Search code examples
mongodbmongodb-queryaggregation-frameworknosql-aggregation

Creating objects from array of objects in a grouped mongo aggregation


I have been writing an aggregation pipeline to show a summarized version of data from a collection.

Sample Structure of Document:

{
    _id: 'abcxyz',
    eventCode: 'EVENTCODE01',
    eventName: 'SOMEEVENT',
    units: 1,
    rate: 2,
    cost: 2,
    distribution: [
        {
            startDate: 2021-05-31T04:00:00.000+00:00
            units: 1
        }
    ]
}

I have grouped it and merged the distribution into a single list with $unwind step before $group:

[
    $unwind: {
        path: '$distribution',
        preserveNullAndEmptyArrays: false
    },
    $group: {
        _id: {
            eventName: '$eventName',
            eventCode: '$eventCode'
        },
        totalUnits: {
            $sum: '$units'
        },
        distributionList: {
            $push: '$distribution'
        },
        perUnitRate: {
            $avg: '$rate'
        },
        perUnitCost: {
            $avg: '$cost'
        }
    }
]

Sample Output:

{
    _id: {
        eventName: 'EVENTNAME101'
        eventCode: 'QQQ'
    },
    totalUnits: 7,
    perUnitRate: 2,
    perUnitCost: 2,
    distributionList: [
        {
            startDate: 2021-05-31T04:00:00.000+00:00,
            units: 1
        },
        {
            startDate: 2021-05-31T04:00:00.000+00:00,
            units: 1
        },
        {
            startDate: 2021-06-07T04:00:00.000+00:00,
            units: 1
        }
    ]
}

I'm getting stuck at the next step; I want to consolidate the distributionList into a new List with no repeating startDate.

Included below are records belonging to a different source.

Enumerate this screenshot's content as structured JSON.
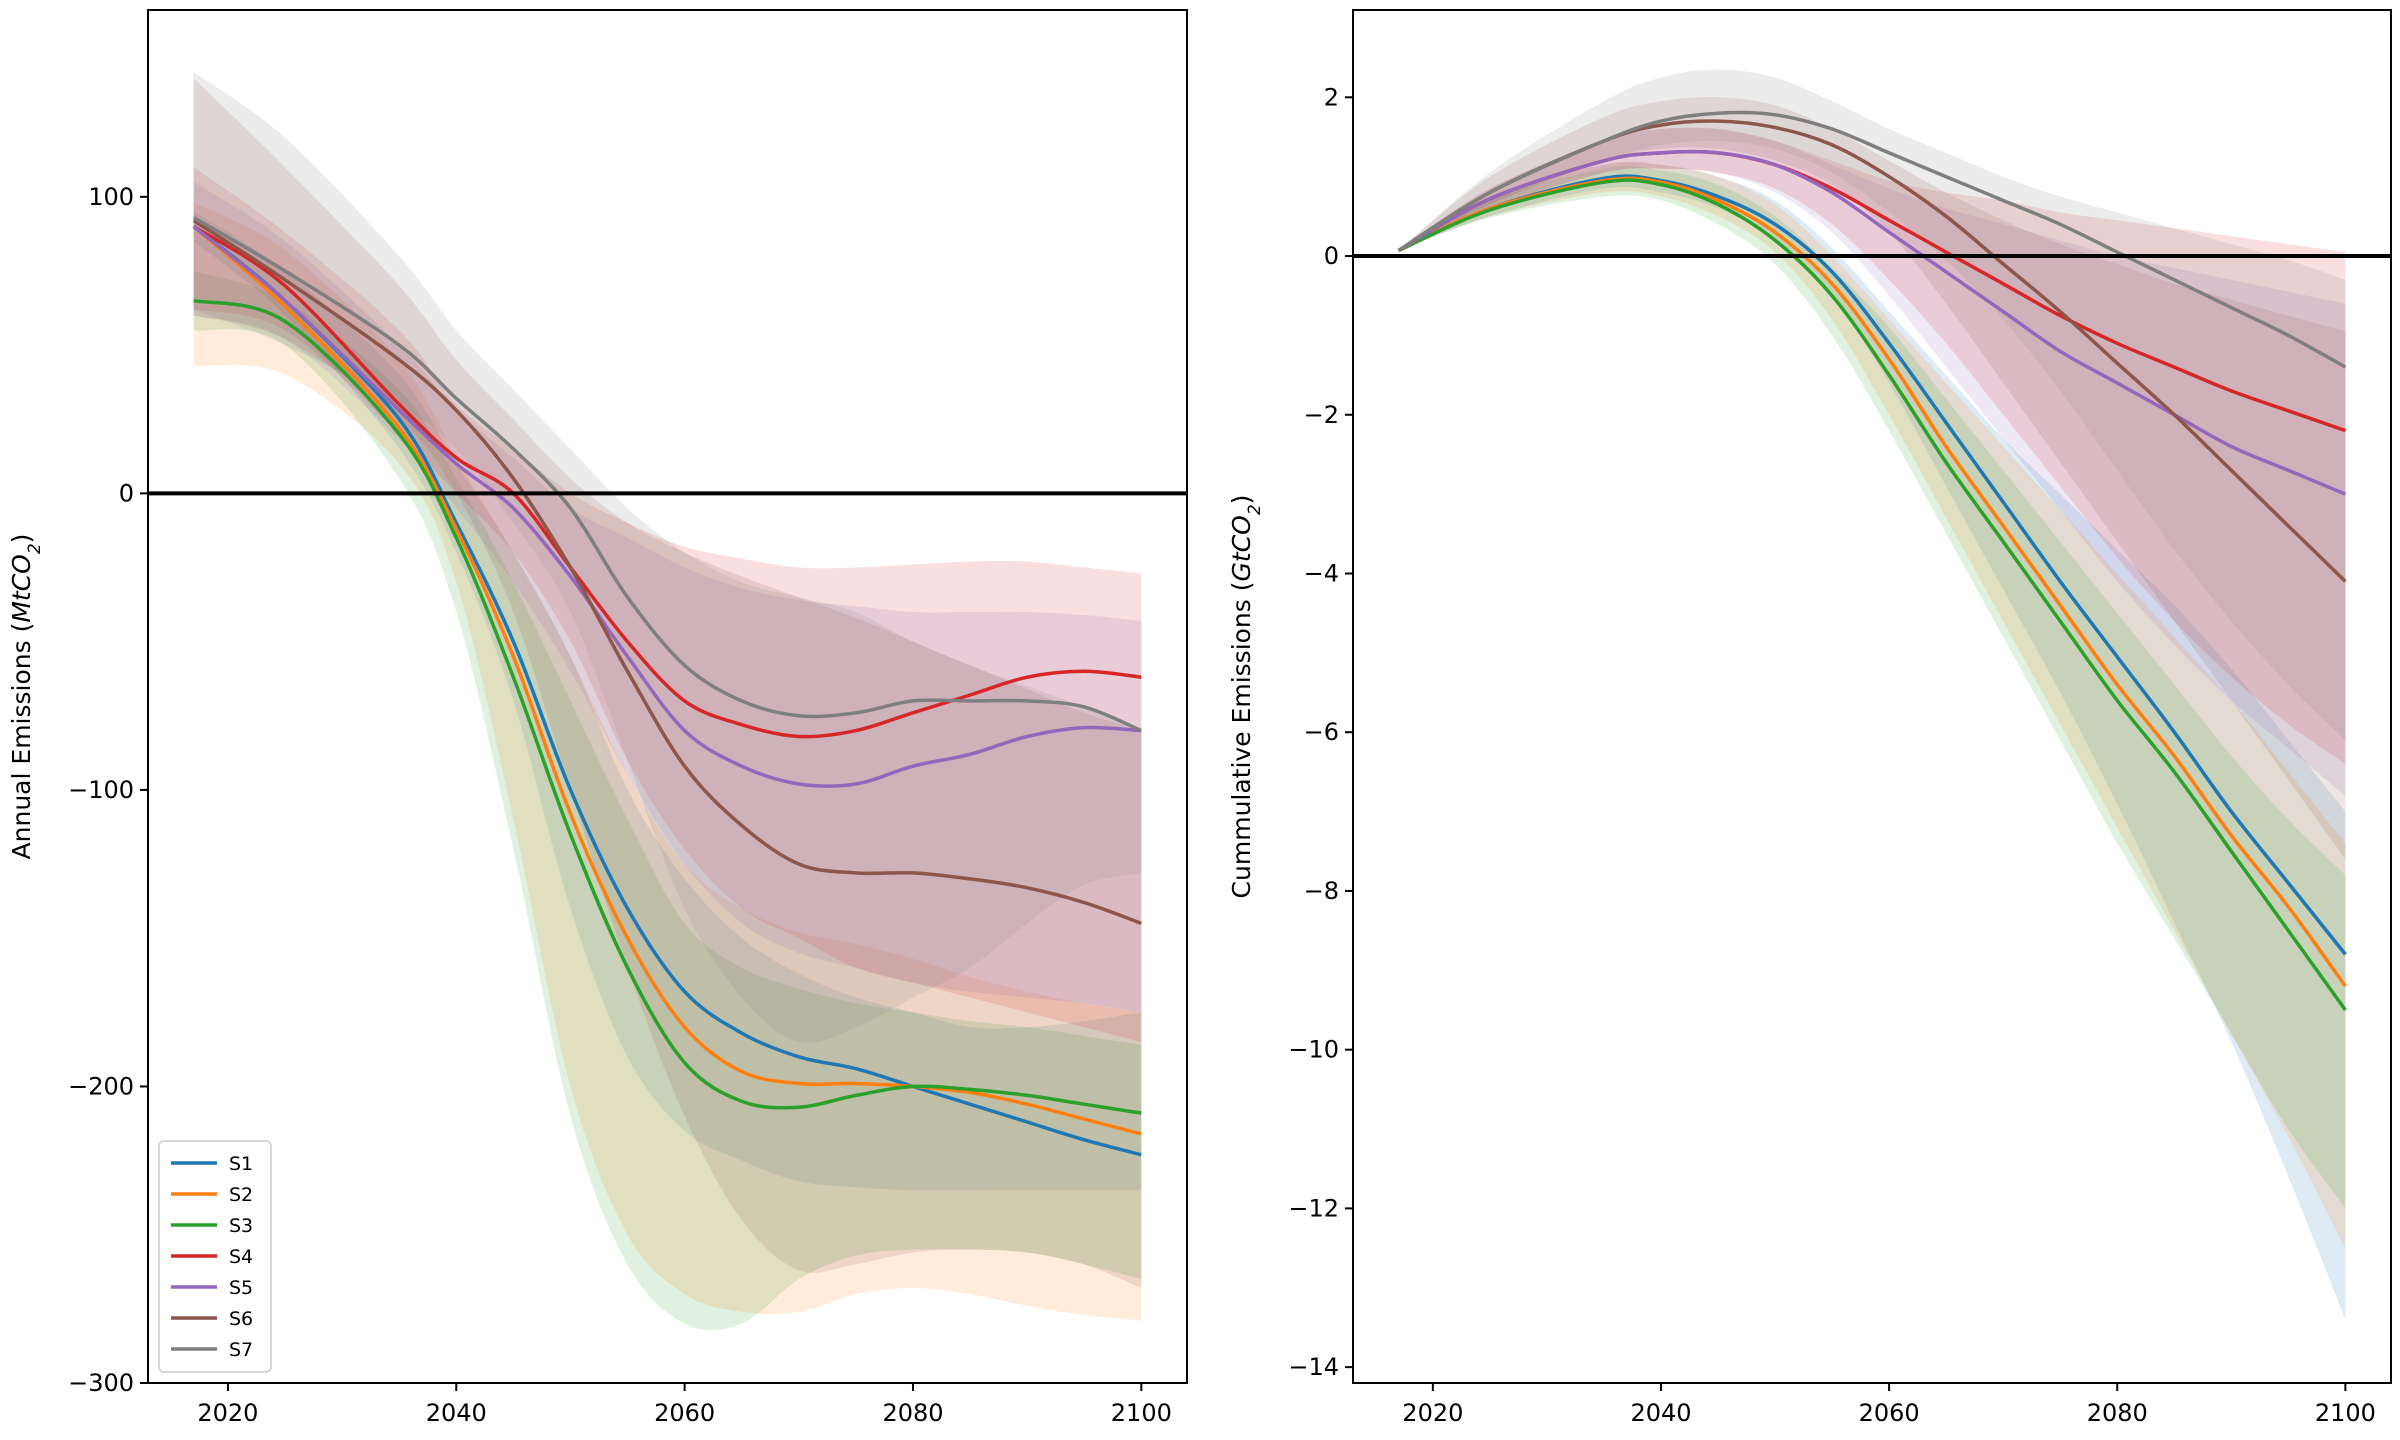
{
  "figure": {
    "background": "#ffffff"
  },
  "chart_data": [
    {
      "type": "line",
      "title": "",
      "xlabel": "",
      "ylabel": {
        "prefix": "Annual Emissions (",
        "var": "MtCO",
        "sub": "2",
        "suffix": ")"
      },
      "xlim": [
        2013,
        2104
      ],
      "ylim": [
        -300,
        163
      ],
      "xticks": [
        2020,
        2040,
        2060,
        2080,
        2100
      ],
      "yticks": [
        -300,
        -200,
        -100,
        0,
        100
      ],
      "grid": false,
      "zero_line": true,
      "legend": {
        "position": "lower-left",
        "entries": [
          "S1",
          "S2",
          "S3",
          "S4",
          "S5",
          "S6",
          "S7"
        ]
      },
      "x": [
        2017,
        2025,
        2035,
        2040,
        2045,
        2050,
        2055,
        2060,
        2065,
        2070,
        2075,
        2080,
        2085,
        2090,
        2095,
        2100
      ],
      "series": [
        {
          "name": "S1",
          "color": "#1f77b4",
          "values": [
            90,
            65,
            25,
            -10,
            -50,
            -100,
            -140,
            -168,
            -182,
            -190,
            -194,
            -200,
            -206,
            -212,
            -218,
            -223
          ],
          "lower": [
            85,
            60,
            15,
            -20,
            -70,
            -140,
            -190,
            -215,
            -225,
            -232,
            -234,
            -235,
            -235,
            -235,
            -235,
            -235
          ],
          "upper": [
            95,
            75,
            40,
            10,
            -20,
            -55,
            -100,
            -130,
            -150,
            -162,
            -170,
            -175,
            -180,
            -180,
            -178,
            -175
          ]
        },
        {
          "name": "S2",
          "color": "#ff7f0e",
          "values": [
            90,
            63,
            22,
            -12,
            -55,
            -108,
            -150,
            -180,
            -195,
            -199,
            -199,
            -200,
            -202,
            -206,
            -211,
            -216
          ],
          "lower": [
            43,
            40,
            10,
            -30,
            -110,
            -200,
            -250,
            -270,
            -276,
            -276,
            -270,
            -268,
            -270,
            -274,
            -277,
            -279
          ],
          "upper": [
            98,
            82,
            45,
            12,
            -20,
            -55,
            -95,
            -125,
            -140,
            -148,
            -152,
            -157,
            -163,
            -168,
            -172,
            -175
          ]
        },
        {
          "name": "S3",
          "color": "#2ca02c",
          "values": [
            65,
            58,
            20,
            -15,
            -62,
            -115,
            -160,
            -192,
            -205,
            -207,
            -203,
            -200,
            -201,
            -203,
            -206,
            -209
          ],
          "lower": [
            55,
            50,
            5,
            -40,
            -120,
            -210,
            -260,
            -280,
            -280,
            -265,
            -257,
            -255,
            -255,
            -256,
            -260,
            -265
          ],
          "upper": [
            75,
            65,
            35,
            5,
            -30,
            -70,
            -110,
            -145,
            -160,
            -167,
            -172,
            -175,
            -178,
            -180,
            -183,
            -186
          ]
        },
        {
          "name": "S4",
          "color": "#d62728",
          "values": [
            90,
            70,
            30,
            12,
            0,
            -25,
            -50,
            -70,
            -78,
            -82,
            -80,
            -74,
            -68,
            -62,
            -60,
            -62
          ],
          "lower": [
            62,
            55,
            20,
            0,
            -20,
            -50,
            -90,
            -120,
            -140,
            -150,
            -160,
            -165,
            -170,
            -175,
            -180,
            -185
          ],
          "upper": [
            110,
            88,
            55,
            30,
            15,
            0,
            -10,
            -18,
            -22,
            -25,
            -25,
            -24,
            -23,
            -23,
            -25,
            -27
          ]
        },
        {
          "name": "S5",
          "color": "#9467bd",
          "values": [
            90,
            65,
            28,
            10,
            -5,
            -28,
            -55,
            -80,
            -92,
            -98,
            -98,
            -92,
            -88,
            -82,
            -79,
            -80
          ],
          "lower": [
            60,
            52,
            18,
            -5,
            -30,
            -60,
            -95,
            -125,
            -145,
            -155,
            -160,
            -165,
            -168,
            -170,
            -172,
            -175
          ],
          "upper": [
            105,
            85,
            50,
            28,
            12,
            -5,
            -15,
            -25,
            -32,
            -36,
            -38,
            -40,
            -40,
            -40,
            -41,
            -43
          ]
        },
        {
          "name": "S6",
          "color": "#8c564b",
          "values": [
            92,
            72,
            45,
            28,
            5,
            -25,
            -60,
            -92,
            -112,
            -125,
            -128,
            -128,
            -130,
            -133,
            -138,
            -145
          ],
          "lower": [
            60,
            52,
            25,
            0,
            -40,
            -100,
            -160,
            -210,
            -245,
            -262,
            -260,
            -256,
            -255,
            -256,
            -260,
            -268
          ],
          "upper": [
            140,
            110,
            70,
            45,
            25,
            5,
            -10,
            -20,
            -28,
            -35,
            -42,
            -50,
            -58,
            -66,
            -74,
            -80
          ]
        },
        {
          "name": "S7",
          "color": "#7f7f7f",
          "values": [
            93,
            75,
            50,
            32,
            15,
            -5,
            -35,
            -58,
            -70,
            -75,
            -74,
            -70,
            -70,
            -70,
            -72,
            -80
          ],
          "lower": [
            62,
            50,
            30,
            15,
            -10,
            -40,
            -90,
            -140,
            -170,
            -185,
            -180,
            -170,
            -160,
            -145,
            -132,
            -128
          ],
          "upper": [
            142,
            120,
            80,
            55,
            35,
            15,
            -5,
            -20,
            -30,
            -35,
            -40,
            -50,
            -58,
            -65,
            -72,
            -80
          ]
        }
      ]
    },
    {
      "type": "line",
      "title": "",
      "xlabel": "",
      "ylabel": {
        "prefix": "Cummulative Emissions (",
        "var": "GtCO",
        "sub": "2",
        "suffix": ")"
      },
      "xlim": [
        2013,
        2104
      ],
      "ylim": [
        -14.2,
        3.1
      ],
      "xticks": [
        2020,
        2040,
        2060,
        2080,
        2100
      ],
      "yticks": [
        -14,
        -12,
        -10,
        -8,
        -6,
        -4,
        -2,
        0,
        2
      ],
      "grid": false,
      "zero_line": true,
      "legend": null,
      "x": [
        2017,
        2025,
        2035,
        2040,
        2045,
        2050,
        2055,
        2060,
        2065,
        2070,
        2075,
        2080,
        2085,
        2090,
        2095,
        2100
      ],
      "series": [
        {
          "name": "S1",
          "color": "#1f77b4",
          "values": [
            0.07,
            0.6,
            0.98,
            0.95,
            0.75,
            0.4,
            -0.2,
            -1.1,
            -2.1,
            -3.1,
            -4.1,
            -5.05,
            -6.0,
            -7.0,
            -7.9,
            -8.8
          ],
          "lower": [
            0.07,
            0.5,
            0.85,
            0.8,
            0.6,
            0.2,
            -0.5,
            -1.6,
            -2.9,
            -4.2,
            -5.5,
            -6.9,
            -8.4,
            -9.9,
            -11.6,
            -13.4
          ],
          "upper": [
            0.07,
            0.75,
            1.15,
            1.15,
            1.0,
            0.7,
            0.1,
            -0.7,
            -1.5,
            -2.3,
            -3.0,
            -3.7,
            -4.4,
            -5.2,
            -6.1,
            -7.0
          ]
        },
        {
          "name": "S2",
          "color": "#ff7f0e",
          "values": [
            0.07,
            0.6,
            0.95,
            0.93,
            0.7,
            0.3,
            -0.35,
            -1.3,
            -2.4,
            -3.4,
            -4.4,
            -5.4,
            -6.3,
            -7.3,
            -8.2,
            -9.2
          ],
          "lower": [
            0.07,
            0.5,
            0.8,
            0.75,
            0.5,
            0.05,
            -0.8,
            -2.0,
            -3.3,
            -4.6,
            -5.9,
            -7.2,
            -8.5,
            -9.8,
            -11.1,
            -12.5
          ],
          "upper": [
            0.07,
            0.75,
            1.15,
            1.15,
            1.0,
            0.65,
            0.0,
            -0.8,
            -1.6,
            -2.4,
            -3.2,
            -4.0,
            -4.8,
            -5.6,
            -6.5,
            -7.4
          ]
        },
        {
          "name": "S3",
          "color": "#2ca02c",
          "values": [
            0.07,
            0.58,
            0.93,
            0.9,
            0.65,
            0.2,
            -0.5,
            -1.5,
            -2.6,
            -3.6,
            -4.6,
            -5.6,
            -6.5,
            -7.5,
            -8.5,
            -9.5
          ],
          "lower": [
            0.07,
            0.48,
            0.75,
            0.7,
            0.4,
            -0.1,
            -1.0,
            -2.2,
            -3.5,
            -4.8,
            -6.1,
            -7.4,
            -8.6,
            -9.8,
            -11.0,
            -12.0
          ],
          "upper": [
            0.07,
            0.7,
            1.1,
            1.08,
            0.9,
            0.5,
            -0.15,
            -0.9,
            -1.8,
            -2.7,
            -3.6,
            -4.5,
            -5.4,
            -6.3,
            -7.1,
            -7.8
          ]
        },
        {
          "name": "S4",
          "color": "#d62728",
          "values": [
            0.07,
            0.72,
            1.2,
            1.3,
            1.3,
            1.15,
            0.85,
            0.45,
            0.05,
            -0.35,
            -0.75,
            -1.1,
            -1.4,
            -1.7,
            -1.95,
            -2.2
          ],
          "lower": [
            0.07,
            0.6,
            1.05,
            1.1,
            1.05,
            0.85,
            0.4,
            -0.3,
            -1.1,
            -2.0,
            -2.9,
            -3.8,
            -4.6,
            -5.3,
            -5.9,
            -6.4
          ],
          "upper": [
            0.07,
            0.85,
            1.45,
            1.6,
            1.6,
            1.45,
            1.2,
            0.95,
            0.8,
            0.7,
            0.55,
            0.45,
            0.35,
            0.25,
            0.15,
            0.05
          ]
        },
        {
          "name": "S5",
          "color": "#9467bd",
          "values": [
            0.07,
            0.72,
            1.2,
            1.3,
            1.3,
            1.15,
            0.8,
            0.3,
            -0.2,
            -0.7,
            -1.2,
            -1.6,
            -2.0,
            -2.4,
            -2.7,
            -3.0
          ],
          "lower": [
            0.07,
            0.6,
            1.05,
            1.1,
            1.05,
            0.8,
            0.3,
            -0.5,
            -1.4,
            -2.3,
            -3.2,
            -4.1,
            -4.9,
            -5.6,
            -6.2,
            -6.8
          ],
          "upper": [
            0.07,
            0.85,
            1.45,
            1.6,
            1.6,
            1.45,
            1.15,
            0.85,
            0.6,
            0.4,
            0.2,
            0.0,
            -0.15,
            -0.3,
            -0.45,
            -0.6
          ]
        },
        {
          "name": "S6",
          "color": "#8c564b",
          "values": [
            0.07,
            0.8,
            1.45,
            1.65,
            1.7,
            1.62,
            1.4,
            1.0,
            0.5,
            -0.1,
            -0.7,
            -1.35,
            -2.0,
            -2.7,
            -3.4,
            -4.1
          ],
          "lower": [
            0.07,
            0.65,
            1.2,
            1.35,
            1.35,
            1.2,
            0.9,
            0.3,
            -0.6,
            -1.6,
            -2.6,
            -3.6,
            -4.6,
            -5.6,
            -6.6,
            -7.6
          ],
          "upper": [
            0.07,
            1.0,
            1.75,
            1.95,
            2.0,
            1.9,
            1.6,
            1.2,
            0.8,
            0.45,
            0.15,
            -0.1,
            -0.35,
            -0.55,
            -0.75,
            -0.95
          ]
        },
        {
          "name": "S7",
          "color": "#7f7f7f",
          "values": [
            0.07,
            0.8,
            1.45,
            1.7,
            1.8,
            1.78,
            1.6,
            1.3,
            1.0,
            0.7,
            0.4,
            0.05,
            -0.3,
            -0.65,
            -1.0,
            -1.4
          ],
          "lower": [
            0.07,
            0.65,
            1.2,
            1.4,
            1.45,
            1.35,
            1.05,
            0.55,
            -0.05,
            -0.8,
            -1.7,
            -2.7,
            -3.7,
            -4.6,
            -5.4,
            -6.1
          ],
          "upper": [
            0.07,
            1.05,
            1.95,
            2.25,
            2.35,
            2.25,
            1.95,
            1.6,
            1.3,
            1.0,
            0.75,
            0.55,
            0.35,
            0.15,
            -0.05,
            -0.3
          ]
        }
      ]
    }
  ]
}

Example: Since first 2 objects of distributionList have the same startDate, it should be a single object in output with sum of units:

Expected:

{
    _id: {
        eventName: 'EVENTNAME101'
        eventCode: 'QQQ'
    },
    totalUnits: 7,
    perUnitRate: 2,
    perUnitCost: 2,
    newDistributionList: [
        {
            startDate: 2021-05-31T04:00:00.000+00:00,
            units: 2 //units summed for first 2 objects
        },
        {
            startDate: 2021-06-07T04:00:00.000+00:00,
            units: 1
        }
    ]
}

I couldn't use $unwind or $bucket as I intend to keep the grouping I did in previous steps ($group).

Can I get suggestions or a different approach if this doesn't seem accurate?


Solution

  • You may want to do the first $group at eventName, eventCode, distribution.startDate level. Then, you can $group again at eventName, eventCode level and using $first to keep your original $group fields.

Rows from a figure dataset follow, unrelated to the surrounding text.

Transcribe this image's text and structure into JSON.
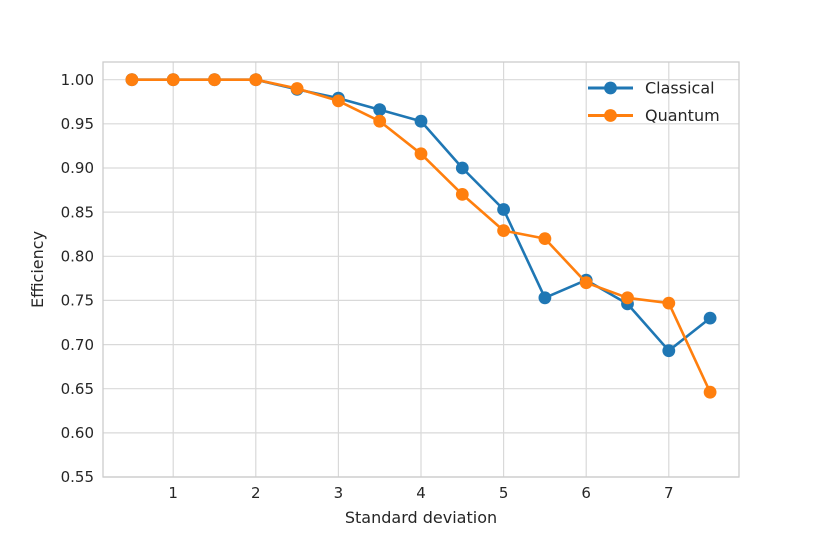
{
  "figure": {
    "background": "#ffffff"
  },
  "chart_data": {
    "type": "line",
    "title": "",
    "xlabel": "Standard deviation",
    "ylabel": "Efficiency",
    "x": [
      0.5,
      1.0,
      1.5,
      2.0,
      2.5,
      3.0,
      3.5,
      4.0,
      4.5,
      5.0,
      5.5,
      6.0,
      6.5,
      7.0,
      7.5
    ],
    "series": [
      {
        "name": "Classical",
        "color": "#1f77b4",
        "values": [
          1.0,
          1.0,
          1.0,
          1.0,
          0.989,
          0.979,
          0.966,
          0.953,
          0.9,
          0.853,
          0.753,
          0.773,
          0.746,
          0.693,
          0.73
        ]
      },
      {
        "name": "Quantum",
        "color": "#ff7f0e",
        "values": [
          1.0,
          1.0,
          1.0,
          1.0,
          0.99,
          0.976,
          0.953,
          0.916,
          0.87,
          0.829,
          0.82,
          0.77,
          0.753,
          0.747,
          0.646
        ]
      }
    ],
    "xlim": [
      0.15,
      7.85
    ],
    "ylim": [
      0.55,
      1.02
    ],
    "xticks": [
      1,
      2,
      3,
      4,
      5,
      6,
      7
    ],
    "xtick_labels": [
      "1",
      "2",
      "3",
      "4",
      "5",
      "6",
      "7"
    ],
    "yticks": [
      0.55,
      0.6,
      0.65,
      0.7,
      0.75,
      0.8,
      0.85,
      0.9,
      0.95,
      1.0
    ],
    "ytick_labels": [
      "0.55",
      "0.60",
      "0.65",
      "0.70",
      "0.75",
      "0.80",
      "0.85",
      "0.90",
      "0.95",
      "1.00"
    ],
    "grid": true,
    "legend": {
      "position": "upper right",
      "frame": false,
      "entries": [
        "Classical",
        "Quantum"
      ]
    },
    "style": {
      "grid_color": "#d9d9d9",
      "spine_color": "#cccccc",
      "text_color": "#262626",
      "line_width": 2.6,
      "marker_radius": 6.4
    }
  }
}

    db.collection.aggregate([
      {
        $unwind: {
          path: "$distribution",
          preserveNullAndEmptyArrays: false
        }
      },
      {
        $group: {
          _id: {
            eventName: "$eventName",
            eventCode: "$eventCode",
            distributionStartDate: "$distribution.startDate"
          },
          totalUnits: {
            $sum: "$units"
          },
          distributionUnitsSum: {
            $sum: "$distribution.units"
          },
          perUnitRate: {
            $avg: "$rate"
          },
          perUnitCost: {
            $avg: "$cost"
          }
        }
      },
      {
        $group: {
          _id: {
            eventName: "$_id.eventName",
            eventCode: "$_id.eventCode"
          },
          totalUnits: {
            $first: "$totalUnits"
          },
          newDistributionList: {
            $push: {
              startDate: "$_id.distributionStartDate",
              units: "$distributionUnitsSum"
            }
          },
          perUnitRate: {
            $first: "$perUnitRate"
          },
          perUnitCost: {
            $first: "$perUnitCost"
          }
        }
      }
    ])
    

    Here is the Mongo Playground to show the idea for your reference.